Die mächtigsten Staats- und Regierungschefs der Welt versuchten, die Welt zu retten. 50 Maßnahmen sollen ein Abrutschen in die Weltwirtschaftskrise verhindern.
Nach einem üppigen Dinner im Weißen Haus am Freitagabend – es gab Wachteln, Lamm und Birnentorte – ging der Weltfinanzgipfel in Washington am Samstag in die entscheidende Phase. Und angesichts der düsteren Prognose des Internationalen Währungsfonds (IWF), der für 2009 eine schwere Weltrezession prophezeit, verging vielen Staats- und Regierungschefs der Appetit.
Die 20 größten Industriestaaten und wichtigsten Schwellenländer (G 20) versuchten in hektischen, achtstündigen Beratungen, den Absturz der Weltwirtschaft mit einem Gewaltakt noch zu verhindern. Dabei gaben die Europäer den Ton an. So erklärte die deutsche Bundeskanzlerin Angela Merkel in der US-Hauptstadt: „Wir werden hier einen Aktionsplan verabschieden, bei dem fast 50 Maßnahmen bis Ende März umgesetzt und verwirklicht werden.“ Man werde „damit zeigen, dass die Staatengemeinschaft handlungsfähig ist“. Es gehe darum, „dass alle Märkte, alle Teilnehmer und alle Produkte wirklich reguliert und überwacht werden“.
Neue strenge Regeln. 50 konkrete Einzelmaßnahmen sollen künftig eine effektive Finanzkontrolle ermöglichen. Dazu gehören:
- Neue strenge Bilanzierungsrichtlinien für komplexe und spekulative Finanzprodukte.
- Strengere Regeln für Rating-Agenturen.
- Viel schärfere Eigenkapital-Vorschriften für all jene Banken, die ihren Kunden Risiko-Produkte anbieten.
- Hoch spekulative Hedge-Fonds werden in Zukunft strenger reguliert.
Europa zeigt Muskeln
Wenn der Gipfel tatsächlich mit einem
strengen globalen Regelwerk der Finanzmärkte und einem verbindlichen
Kontrollkatalog endet, hat sich Europa in Washington damit klar gegenüber
den USA durchgesetzt. Zuletzt hatte es vonseiten des scheidenden Präsidenten
George W. Bush ständig Widerstand gegen eine Regulierung gegeben.
Zudem wurde auf Druck der Europäer ein Aktionsplan beschlossen, der die Umsetzung erster Reformschritte bis zum nächsten Gipfel Ende März 2009 vorsieht. Die Staats- und Regierungschefs wollen eine Reihe von Arbeitsaufträgen erteilen, die in ein Frühwarnsystem und in Mechanismen zur besseren Überwachung der Finanzmärkte münden sollen.

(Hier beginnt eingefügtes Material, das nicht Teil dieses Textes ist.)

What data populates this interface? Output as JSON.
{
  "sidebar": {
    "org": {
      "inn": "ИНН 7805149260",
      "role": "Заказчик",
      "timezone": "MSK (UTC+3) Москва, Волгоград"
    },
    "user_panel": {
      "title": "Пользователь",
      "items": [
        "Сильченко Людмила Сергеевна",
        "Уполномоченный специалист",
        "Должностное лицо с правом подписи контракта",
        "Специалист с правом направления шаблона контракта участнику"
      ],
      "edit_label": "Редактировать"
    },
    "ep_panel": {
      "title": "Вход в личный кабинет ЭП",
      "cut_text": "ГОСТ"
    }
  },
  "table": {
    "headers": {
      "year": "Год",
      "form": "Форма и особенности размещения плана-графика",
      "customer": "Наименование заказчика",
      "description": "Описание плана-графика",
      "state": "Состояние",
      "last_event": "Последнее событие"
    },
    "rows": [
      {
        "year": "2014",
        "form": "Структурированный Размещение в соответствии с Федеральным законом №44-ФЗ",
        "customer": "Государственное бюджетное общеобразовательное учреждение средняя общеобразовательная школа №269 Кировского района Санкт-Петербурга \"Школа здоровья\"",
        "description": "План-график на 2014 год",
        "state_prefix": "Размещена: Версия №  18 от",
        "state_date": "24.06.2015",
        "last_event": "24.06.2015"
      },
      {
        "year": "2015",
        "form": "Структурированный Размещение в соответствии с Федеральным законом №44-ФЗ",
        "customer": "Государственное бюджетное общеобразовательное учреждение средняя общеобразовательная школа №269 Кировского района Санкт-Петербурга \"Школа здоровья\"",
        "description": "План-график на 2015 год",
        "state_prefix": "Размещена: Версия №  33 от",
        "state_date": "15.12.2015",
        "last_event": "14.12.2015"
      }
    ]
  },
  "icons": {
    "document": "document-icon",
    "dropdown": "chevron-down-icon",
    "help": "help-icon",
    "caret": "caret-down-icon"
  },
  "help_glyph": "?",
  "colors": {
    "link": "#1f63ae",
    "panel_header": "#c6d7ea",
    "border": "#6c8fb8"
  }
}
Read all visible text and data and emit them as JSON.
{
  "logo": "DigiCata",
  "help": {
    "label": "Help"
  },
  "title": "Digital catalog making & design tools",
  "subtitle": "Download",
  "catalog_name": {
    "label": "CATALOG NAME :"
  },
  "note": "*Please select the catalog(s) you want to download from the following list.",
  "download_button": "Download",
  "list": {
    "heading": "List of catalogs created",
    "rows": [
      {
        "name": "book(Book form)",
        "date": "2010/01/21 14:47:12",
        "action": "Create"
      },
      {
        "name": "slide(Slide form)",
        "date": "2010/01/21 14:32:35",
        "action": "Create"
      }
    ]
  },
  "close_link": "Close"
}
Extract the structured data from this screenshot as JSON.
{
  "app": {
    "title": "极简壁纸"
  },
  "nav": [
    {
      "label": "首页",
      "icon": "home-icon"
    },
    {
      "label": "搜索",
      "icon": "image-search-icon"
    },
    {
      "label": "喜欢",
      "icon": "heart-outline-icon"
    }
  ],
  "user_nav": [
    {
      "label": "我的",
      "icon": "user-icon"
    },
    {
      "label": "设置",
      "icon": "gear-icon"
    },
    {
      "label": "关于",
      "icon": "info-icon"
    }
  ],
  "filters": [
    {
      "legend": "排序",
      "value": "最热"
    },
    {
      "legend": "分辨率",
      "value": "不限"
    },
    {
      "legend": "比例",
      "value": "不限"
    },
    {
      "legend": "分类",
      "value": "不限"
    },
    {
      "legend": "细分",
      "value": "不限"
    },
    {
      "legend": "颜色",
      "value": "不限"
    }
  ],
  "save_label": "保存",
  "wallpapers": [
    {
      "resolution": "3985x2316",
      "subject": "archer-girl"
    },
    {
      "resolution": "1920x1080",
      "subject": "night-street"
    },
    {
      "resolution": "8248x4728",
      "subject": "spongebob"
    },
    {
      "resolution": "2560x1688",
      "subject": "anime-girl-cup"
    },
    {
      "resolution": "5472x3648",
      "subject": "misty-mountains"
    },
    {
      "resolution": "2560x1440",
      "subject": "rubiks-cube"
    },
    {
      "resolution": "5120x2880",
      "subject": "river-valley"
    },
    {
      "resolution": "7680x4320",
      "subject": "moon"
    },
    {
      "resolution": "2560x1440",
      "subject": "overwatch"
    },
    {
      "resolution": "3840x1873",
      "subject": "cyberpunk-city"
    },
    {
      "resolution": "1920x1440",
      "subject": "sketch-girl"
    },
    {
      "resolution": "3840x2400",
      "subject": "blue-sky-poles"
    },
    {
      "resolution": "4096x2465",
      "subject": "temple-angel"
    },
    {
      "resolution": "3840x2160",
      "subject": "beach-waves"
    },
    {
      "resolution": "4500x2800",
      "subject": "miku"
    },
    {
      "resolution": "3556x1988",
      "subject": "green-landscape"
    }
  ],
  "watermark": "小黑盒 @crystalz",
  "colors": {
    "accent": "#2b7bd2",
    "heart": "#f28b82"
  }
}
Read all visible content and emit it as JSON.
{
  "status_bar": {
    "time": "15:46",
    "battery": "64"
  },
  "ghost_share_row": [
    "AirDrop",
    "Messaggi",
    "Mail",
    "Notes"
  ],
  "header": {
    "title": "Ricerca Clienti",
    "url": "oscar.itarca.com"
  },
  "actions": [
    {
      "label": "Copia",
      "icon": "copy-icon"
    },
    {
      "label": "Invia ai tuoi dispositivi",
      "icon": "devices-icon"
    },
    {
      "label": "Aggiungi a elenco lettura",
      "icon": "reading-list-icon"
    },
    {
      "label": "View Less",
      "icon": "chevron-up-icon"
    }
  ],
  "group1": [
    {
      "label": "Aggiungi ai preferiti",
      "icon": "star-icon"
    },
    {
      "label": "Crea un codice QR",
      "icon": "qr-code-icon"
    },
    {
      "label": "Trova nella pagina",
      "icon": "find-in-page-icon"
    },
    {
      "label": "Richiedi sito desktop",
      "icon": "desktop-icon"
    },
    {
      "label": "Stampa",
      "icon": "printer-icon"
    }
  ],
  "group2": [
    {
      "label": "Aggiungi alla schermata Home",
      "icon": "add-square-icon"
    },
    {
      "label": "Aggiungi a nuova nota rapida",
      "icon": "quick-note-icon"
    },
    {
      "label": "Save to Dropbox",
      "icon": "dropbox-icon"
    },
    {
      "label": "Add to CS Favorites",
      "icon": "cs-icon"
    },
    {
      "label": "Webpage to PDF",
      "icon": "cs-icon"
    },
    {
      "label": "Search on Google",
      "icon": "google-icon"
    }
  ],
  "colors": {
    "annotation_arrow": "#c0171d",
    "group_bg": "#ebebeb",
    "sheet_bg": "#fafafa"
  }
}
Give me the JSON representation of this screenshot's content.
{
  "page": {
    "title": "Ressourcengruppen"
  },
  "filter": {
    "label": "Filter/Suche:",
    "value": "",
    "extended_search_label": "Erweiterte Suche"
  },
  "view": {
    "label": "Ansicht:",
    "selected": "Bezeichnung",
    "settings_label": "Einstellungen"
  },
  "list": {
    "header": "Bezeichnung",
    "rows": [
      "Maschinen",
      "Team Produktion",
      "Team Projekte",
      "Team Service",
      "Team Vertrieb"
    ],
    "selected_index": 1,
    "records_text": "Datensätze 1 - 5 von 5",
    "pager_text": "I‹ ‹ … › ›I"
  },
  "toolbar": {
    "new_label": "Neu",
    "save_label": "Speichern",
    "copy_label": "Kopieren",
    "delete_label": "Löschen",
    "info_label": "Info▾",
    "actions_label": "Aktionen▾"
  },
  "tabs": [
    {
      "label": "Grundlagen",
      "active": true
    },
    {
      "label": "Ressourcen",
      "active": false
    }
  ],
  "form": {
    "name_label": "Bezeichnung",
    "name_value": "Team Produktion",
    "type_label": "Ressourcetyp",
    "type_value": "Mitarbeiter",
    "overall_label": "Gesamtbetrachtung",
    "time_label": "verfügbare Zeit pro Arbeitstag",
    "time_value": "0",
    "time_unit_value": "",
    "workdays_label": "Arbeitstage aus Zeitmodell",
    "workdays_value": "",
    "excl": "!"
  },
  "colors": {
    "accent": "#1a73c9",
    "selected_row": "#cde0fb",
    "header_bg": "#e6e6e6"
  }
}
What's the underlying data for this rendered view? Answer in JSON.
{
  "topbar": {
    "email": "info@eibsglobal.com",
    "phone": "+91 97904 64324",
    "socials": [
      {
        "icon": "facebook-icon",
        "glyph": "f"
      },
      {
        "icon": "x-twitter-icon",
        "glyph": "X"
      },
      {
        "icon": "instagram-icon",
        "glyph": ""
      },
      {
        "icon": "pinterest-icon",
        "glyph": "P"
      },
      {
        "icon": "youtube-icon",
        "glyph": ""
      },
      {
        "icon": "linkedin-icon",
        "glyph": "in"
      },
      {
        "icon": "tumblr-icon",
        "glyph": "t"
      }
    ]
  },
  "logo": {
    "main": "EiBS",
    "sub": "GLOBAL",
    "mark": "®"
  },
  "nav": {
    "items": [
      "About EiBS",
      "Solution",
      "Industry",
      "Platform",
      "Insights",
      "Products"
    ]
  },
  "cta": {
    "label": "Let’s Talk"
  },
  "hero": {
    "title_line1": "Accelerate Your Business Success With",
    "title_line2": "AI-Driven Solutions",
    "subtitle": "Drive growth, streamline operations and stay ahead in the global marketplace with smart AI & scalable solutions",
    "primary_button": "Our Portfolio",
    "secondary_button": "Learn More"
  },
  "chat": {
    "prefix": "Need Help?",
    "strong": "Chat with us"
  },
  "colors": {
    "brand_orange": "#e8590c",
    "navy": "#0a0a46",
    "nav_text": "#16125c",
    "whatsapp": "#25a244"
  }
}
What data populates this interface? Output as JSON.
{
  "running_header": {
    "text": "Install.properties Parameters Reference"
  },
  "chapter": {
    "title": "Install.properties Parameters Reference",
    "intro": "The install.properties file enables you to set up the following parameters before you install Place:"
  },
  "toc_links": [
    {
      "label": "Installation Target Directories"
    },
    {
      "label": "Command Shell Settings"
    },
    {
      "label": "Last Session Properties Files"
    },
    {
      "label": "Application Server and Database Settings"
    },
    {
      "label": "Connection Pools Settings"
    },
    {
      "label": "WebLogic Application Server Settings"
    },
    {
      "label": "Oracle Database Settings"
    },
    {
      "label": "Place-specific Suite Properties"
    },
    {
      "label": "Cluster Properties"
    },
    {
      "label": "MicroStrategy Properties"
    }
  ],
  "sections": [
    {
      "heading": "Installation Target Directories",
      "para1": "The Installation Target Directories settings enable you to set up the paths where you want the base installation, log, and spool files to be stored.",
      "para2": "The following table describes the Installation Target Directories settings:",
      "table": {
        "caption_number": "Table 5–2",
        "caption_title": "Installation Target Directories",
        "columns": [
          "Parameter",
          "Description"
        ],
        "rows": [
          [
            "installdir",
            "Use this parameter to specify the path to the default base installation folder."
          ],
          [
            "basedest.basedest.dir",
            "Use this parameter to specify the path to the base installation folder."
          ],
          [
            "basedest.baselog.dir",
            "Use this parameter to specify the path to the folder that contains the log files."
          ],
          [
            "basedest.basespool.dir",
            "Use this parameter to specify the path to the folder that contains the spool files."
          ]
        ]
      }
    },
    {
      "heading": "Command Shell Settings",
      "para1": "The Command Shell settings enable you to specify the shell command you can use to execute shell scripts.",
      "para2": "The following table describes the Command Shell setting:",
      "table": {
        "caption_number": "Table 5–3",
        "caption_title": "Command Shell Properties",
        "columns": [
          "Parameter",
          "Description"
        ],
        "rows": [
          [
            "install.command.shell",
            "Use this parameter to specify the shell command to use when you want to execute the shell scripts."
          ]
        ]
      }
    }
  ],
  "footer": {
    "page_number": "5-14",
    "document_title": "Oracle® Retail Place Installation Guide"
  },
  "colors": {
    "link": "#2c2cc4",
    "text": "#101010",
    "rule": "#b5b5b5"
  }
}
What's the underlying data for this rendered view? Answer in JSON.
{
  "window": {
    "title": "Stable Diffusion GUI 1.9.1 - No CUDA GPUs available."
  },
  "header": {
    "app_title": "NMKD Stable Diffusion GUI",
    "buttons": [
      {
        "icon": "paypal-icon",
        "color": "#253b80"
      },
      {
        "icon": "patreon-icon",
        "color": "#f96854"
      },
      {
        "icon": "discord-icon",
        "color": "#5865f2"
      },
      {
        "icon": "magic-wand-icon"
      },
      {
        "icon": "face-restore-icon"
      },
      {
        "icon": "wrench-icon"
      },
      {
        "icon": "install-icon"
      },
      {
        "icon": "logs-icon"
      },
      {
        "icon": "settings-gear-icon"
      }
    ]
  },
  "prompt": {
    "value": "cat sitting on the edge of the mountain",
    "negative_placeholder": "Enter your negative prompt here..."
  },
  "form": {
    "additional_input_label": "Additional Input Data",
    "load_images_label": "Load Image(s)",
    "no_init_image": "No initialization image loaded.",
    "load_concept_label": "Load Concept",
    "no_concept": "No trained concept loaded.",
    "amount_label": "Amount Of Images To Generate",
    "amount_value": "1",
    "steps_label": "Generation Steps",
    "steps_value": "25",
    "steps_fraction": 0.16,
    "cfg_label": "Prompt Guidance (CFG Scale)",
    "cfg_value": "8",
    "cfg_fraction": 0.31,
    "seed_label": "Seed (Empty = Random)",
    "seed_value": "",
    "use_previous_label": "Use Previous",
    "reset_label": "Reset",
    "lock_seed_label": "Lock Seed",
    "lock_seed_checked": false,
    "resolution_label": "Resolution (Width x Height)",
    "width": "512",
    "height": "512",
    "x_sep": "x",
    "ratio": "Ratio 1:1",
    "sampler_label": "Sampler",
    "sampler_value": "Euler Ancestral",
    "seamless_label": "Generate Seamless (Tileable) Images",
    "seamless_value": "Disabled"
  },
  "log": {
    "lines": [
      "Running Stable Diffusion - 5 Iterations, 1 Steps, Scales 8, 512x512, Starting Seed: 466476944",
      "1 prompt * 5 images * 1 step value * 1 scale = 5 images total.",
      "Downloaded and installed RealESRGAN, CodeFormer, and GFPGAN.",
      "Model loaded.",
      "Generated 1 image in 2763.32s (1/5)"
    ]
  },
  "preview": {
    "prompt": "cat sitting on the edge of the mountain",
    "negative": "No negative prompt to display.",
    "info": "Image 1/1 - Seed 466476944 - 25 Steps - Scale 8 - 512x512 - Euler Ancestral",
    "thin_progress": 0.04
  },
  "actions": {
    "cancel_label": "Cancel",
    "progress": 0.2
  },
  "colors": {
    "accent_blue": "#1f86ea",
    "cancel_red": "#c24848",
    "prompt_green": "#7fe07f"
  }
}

Uneinig waren sich die Teilnehmerstaaten allerdings darüber, welche Rolle internationale Gremien bei den neuen Kontrollen spielen sollen. So wollen weder die USA noch viele Schwellenländer einer zu starken externen Kontrolle ihrer nationalen Aufsichtssysteme zustimmen. Besonders dem Internationalen Währungsfonds (IWF) wird viel Misstrauen entgegengebracht.
Nächster Gipfel
Übrigens: Das nächste G 20-Treffen soll
Ende März in Großbritannien stattfinden. Dann wird auch für die USA keine
„lame duck“ teilnehmen, sondern der voll im Saft stehende neue Präsident
Barack Obama.
Eines ist klar: Erstmals seit dem Zweiten Weltkrieg wird nach Ansicht des IWF 2009 die Gesamtheit aller Industriestaaten in eine lange Rezession rutschen. Frühestens Ende 2009 sei mit einer Erholung zu rechnen. Eine so schwere Rezession wird auch die Arbeitslosenzahlen weltweit in die Höhe schnellen lassen. In den USA waren bereits im Oktober mit 10,1 Mio. so viele Menschen ohne Job wie seit 14 Jahren nicht mehr.